Ibn al-Faridh, L’éloge du vin (al-khamriya), Paris, Vega, 1980.

L’éloge du Vin est un poème écrit par le soufi Charaf Addin ‘Omar ben al Faridh, ermite ayant vécu en Égypte entre 1181 et 1235. Il jouit d’une grande notoriété dès son vivant, si bien que même son contemporain, l’illustre métaphysicien andalou Ibn ‘Arabi, lui aurait porté une grande admiration. Les poèmes d’Ibn al Faridh sont d’ailleurs, aujourd’hui encore, chantés lors de rassemblements de derviches tourneurs entrant en extase.

Au présent poème sont joints les commentaires de deux mystiques musulmans. Le premier, Bourini, a vécu au XVIe siècle et propose une interprétation assez grammaticale et littéraliste.

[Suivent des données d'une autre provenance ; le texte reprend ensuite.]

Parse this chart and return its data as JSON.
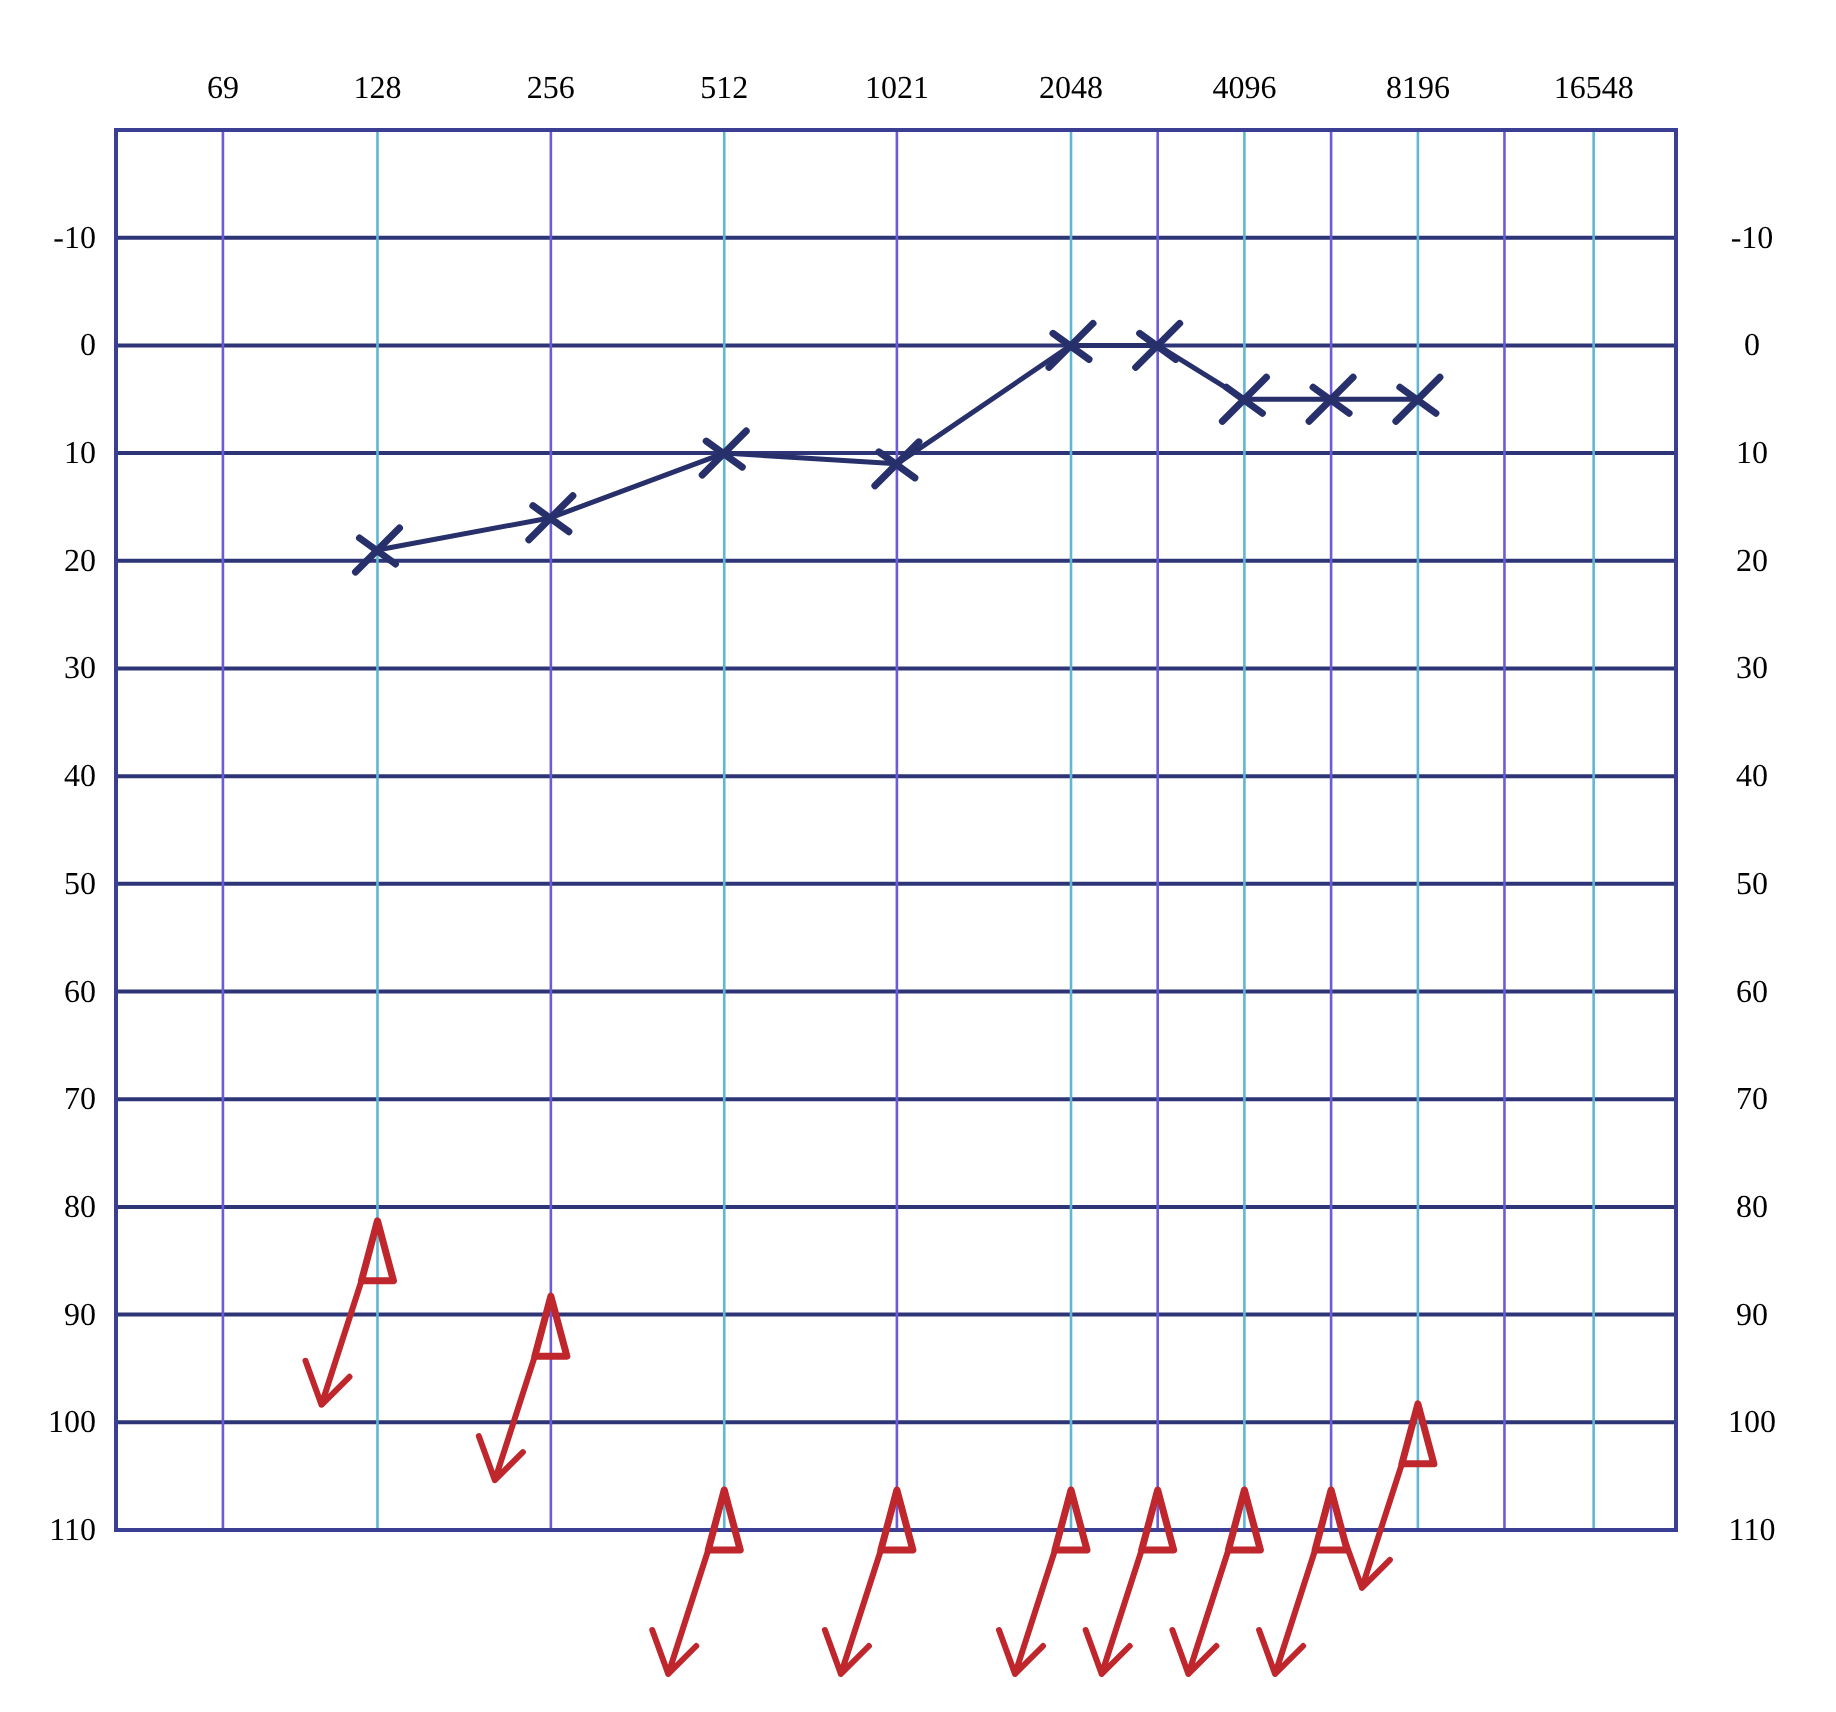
{
  "chart_data": {
    "type": "line",
    "log": "x",
    "grid": true,
    "xlim": [
      45,
      23000
    ],
    "xticks": [
      69,
      128,
      256,
      512,
      1021,
      2048,
      {
        "value": 2896,
        "label": null
      },
      4096,
      {
        "value": 5793,
        "label": null
      },
      8196,
      {
        "value": 11585,
        "label": null
      },
      16548
    ],
    "ylim": [
      110,
      -20
    ],
    "yticks": [
      -10,
      0,
      10,
      20,
      30,
      40,
      50,
      60,
      70,
      80,
      90,
      100,
      110
    ],
    "y2lim": [
      110,
      -20
    ],
    "y2ticks": [
      -10,
      0,
      10,
      20,
      30,
      40,
      50,
      60,
      70,
      80,
      90,
      100,
      110
    ],
    "series": [
      {
        "marker": "cross",
        "color": "#27306b",
        "x": [
          128,
          256,
          512,
          1021,
          2048,
          2896,
          4096,
          5793,
          8196
        ],
        "values": [
          19,
          16,
          10,
          11,
          0,
          0,
          5,
          5,
          5
        ]
      },
      {
        "type": "scatter",
        "marker": "triangle",
        "color": "#c0272d",
        "x": [
          128,
          256,
          512,
          1021,
          2048,
          2896,
          4096,
          5793,
          8196
        ],
        "values": [
          85,
          92,
          110,
          110,
          110,
          110,
          110,
          110,
          102
        ]
      }
    ]
  }
}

Le second est par contre plus versé dans la métaphysique et la mystique. ‘Abdalghani an Nabolosi (1641, Palestine – 1731) s’est en effet consacré à l’étude du « cheikh al akbar » (le plus grand des maîtres) d’Ibn ‘Arabi pendant plusieurs années à Damas, et son commentaire suit donc de près la doctrine de son maître.

Emile Dermenghem, fait en outre précéder son édition de L’éloge du Vin d’un « essai sur la mystique musulmane » écrit de sa plume. Il y parle tout d’abord de la mystique en général et expose ensuite la doctrine soufie en parcourant son histoire et sa pensée ; il s’arrête enfin en profondeur sur les figures d’ Ibn ‘Arabi et d’Ibn al Faridh. Le lecteur curieux y trouvera un aperçu clair et précis de la mystique musulmane.

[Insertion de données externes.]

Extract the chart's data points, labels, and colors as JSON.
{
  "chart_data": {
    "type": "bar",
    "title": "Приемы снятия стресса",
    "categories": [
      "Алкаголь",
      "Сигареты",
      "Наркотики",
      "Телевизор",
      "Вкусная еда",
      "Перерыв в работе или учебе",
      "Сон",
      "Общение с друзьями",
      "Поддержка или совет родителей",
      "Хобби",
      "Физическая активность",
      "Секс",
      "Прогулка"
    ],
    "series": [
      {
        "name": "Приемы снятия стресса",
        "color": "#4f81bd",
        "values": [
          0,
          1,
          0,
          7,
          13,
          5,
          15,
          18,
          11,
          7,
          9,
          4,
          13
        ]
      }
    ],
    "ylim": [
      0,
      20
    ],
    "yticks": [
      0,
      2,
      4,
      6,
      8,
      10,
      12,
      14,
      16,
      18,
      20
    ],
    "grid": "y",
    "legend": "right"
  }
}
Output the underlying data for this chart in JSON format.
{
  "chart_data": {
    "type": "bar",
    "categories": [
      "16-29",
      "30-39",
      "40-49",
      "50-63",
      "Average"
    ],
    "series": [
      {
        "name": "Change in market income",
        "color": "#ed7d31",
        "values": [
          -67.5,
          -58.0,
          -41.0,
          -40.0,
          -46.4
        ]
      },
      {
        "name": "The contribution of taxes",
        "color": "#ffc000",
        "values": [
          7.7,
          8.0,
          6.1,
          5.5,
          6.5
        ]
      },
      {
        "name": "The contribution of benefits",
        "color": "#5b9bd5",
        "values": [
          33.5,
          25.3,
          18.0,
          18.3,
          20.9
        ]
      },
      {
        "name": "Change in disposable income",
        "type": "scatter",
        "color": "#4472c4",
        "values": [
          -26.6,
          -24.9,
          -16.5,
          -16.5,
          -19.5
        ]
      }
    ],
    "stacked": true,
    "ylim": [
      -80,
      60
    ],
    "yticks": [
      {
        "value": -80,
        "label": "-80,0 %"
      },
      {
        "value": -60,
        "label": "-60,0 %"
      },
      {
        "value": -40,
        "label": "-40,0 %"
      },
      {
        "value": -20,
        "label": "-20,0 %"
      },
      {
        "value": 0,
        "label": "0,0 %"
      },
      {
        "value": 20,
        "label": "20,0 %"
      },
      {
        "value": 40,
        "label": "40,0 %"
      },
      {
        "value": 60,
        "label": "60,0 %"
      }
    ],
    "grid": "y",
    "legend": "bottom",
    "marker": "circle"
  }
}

[Essai sur la mystique musulmane d’Emile Dermenghem]

La vérité est une. La Tradition est universelle, avec ses formes et ses déformations diverses. Les similitudes, en ce cas, ne font que montrer l’unité de la doctrine. Se refusant systématiquement à tenir compte de ce qu’il peut y avoir de vérité objective, les historiens strictement profanes s’efforcent toujours de trouver des influences. Ils forment alors plusieurs hypothèses, toutes plus ou moins vraies ou plus ou moins fausses, incomplètes en tout cas, et souvent assez vaines. (pp. 17-18) [Essai sur la mystique musulmane – E. Dermenghem]

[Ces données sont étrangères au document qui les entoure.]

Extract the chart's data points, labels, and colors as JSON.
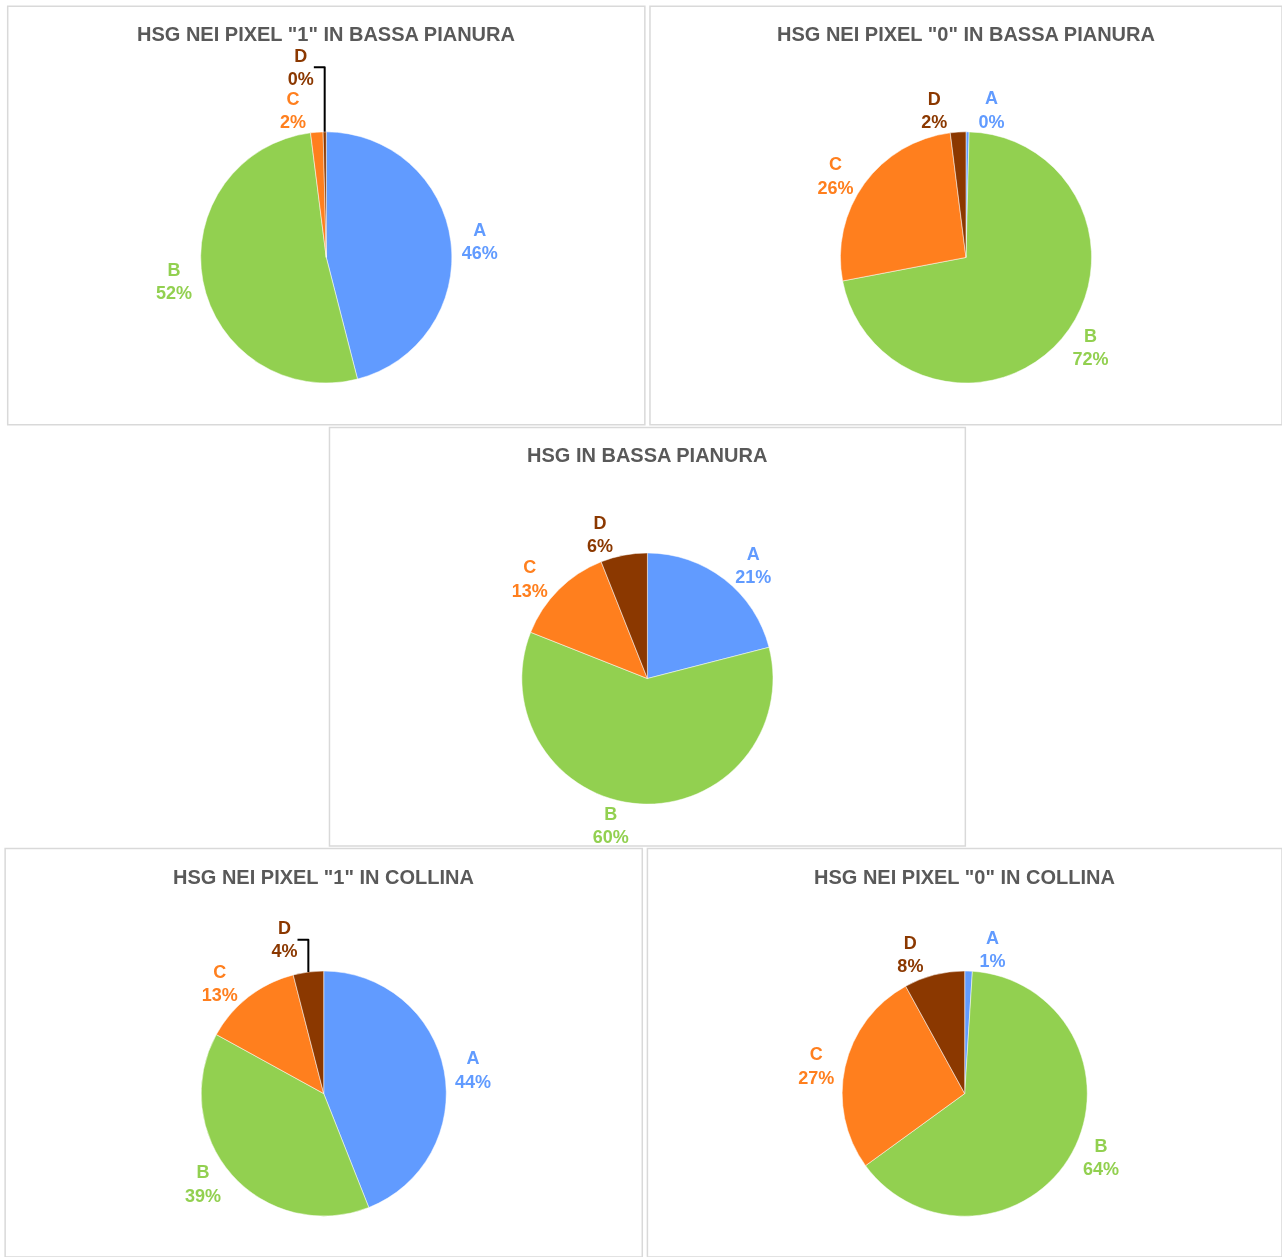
{
  "chart_data": [
    {
      "type": "pie",
      "title": "HSG NEI PIXEL \"1\" IN BASSA PIANURA",
      "categories": [
        "A",
        "B",
        "C",
        "D"
      ],
      "values": [
        46,
        52,
        1.6,
        0.4
      ],
      "value_labels": [
        "46%",
        "52%",
        "2%",
        "0%"
      ],
      "colors": [
        "#619bff",
        "#92d050",
        "#ff7f1e",
        "#8b3800"
      ]
    },
    {
      "type": "pie",
      "title": "HSG NEI PIXEL \"0\" IN BASSA PIANURA",
      "categories": [
        "A",
        "B",
        "C",
        "D"
      ],
      "values": [
        0.4,
        71.6,
        26,
        2
      ],
      "value_labels": [
        "0%",
        "72%",
        "26%",
        "2%"
      ],
      "colors": [
        "#619bff",
        "#92d050",
        "#ff7f1e",
        "#8b3800"
      ]
    },
    {
      "type": "pie",
      "title": "HSG IN BASSA PIANURA",
      "categories": [
        "A",
        "B",
        "C",
        "D"
      ],
      "values": [
        21,
        60,
        13,
        6
      ],
      "value_labels": [
        "21%",
        "60%",
        "13%",
        "6%"
      ],
      "colors": [
        "#619bff",
        "#92d050",
        "#ff7f1e",
        "#8b3800"
      ]
    },
    {
      "type": "pie",
      "title": "HSG NEI PIXEL \"1\" IN COLLINA",
      "categories": [
        "A",
        "B",
        "C",
        "D"
      ],
      "values": [
        44,
        39,
        13,
        4
      ],
      "value_labels": [
        "44%",
        "39%",
        "13%",
        "4%"
      ],
      "colors": [
        "#619bff",
        "#92d050",
        "#ff7f1e",
        "#8b3800"
      ]
    },
    {
      "type": "pie",
      "title": "HSG NEI PIXEL \"0\" IN COLLINA",
      "categories": [
        "A",
        "B",
        "C",
        "D"
      ],
      "values": [
        1,
        64,
        27,
        8
      ],
      "value_labels": [
        "1%",
        "64%",
        "27%",
        "8%"
      ],
      "colors": [
        "#619bff",
        "#92d050",
        "#ff7f1e",
        "#8b3800"
      ]
    }
  ]
}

Le Dieu du Coran n’a en effet, « créé les hommes et les génies que pour l’adorer », c'est-à-dire, pour le connaître et l’aimer, commenteront les mystiques, dont le pur amour et la gloire de Dieu seront les leitmotivs continuels. (p. 29) [Essai sur la mystique musulmane – E. Dermenghem]

Le persan Jâmî déclare que le soufi a renoncé, non seulement à tout désir en cette vie, mais que sa volonté s’est même désintéressée de la vie future pour adhérer complètement à la volonté de son Seigneur. (p. 32) [Essai sur la mystique musulmane – E. Dermenghem]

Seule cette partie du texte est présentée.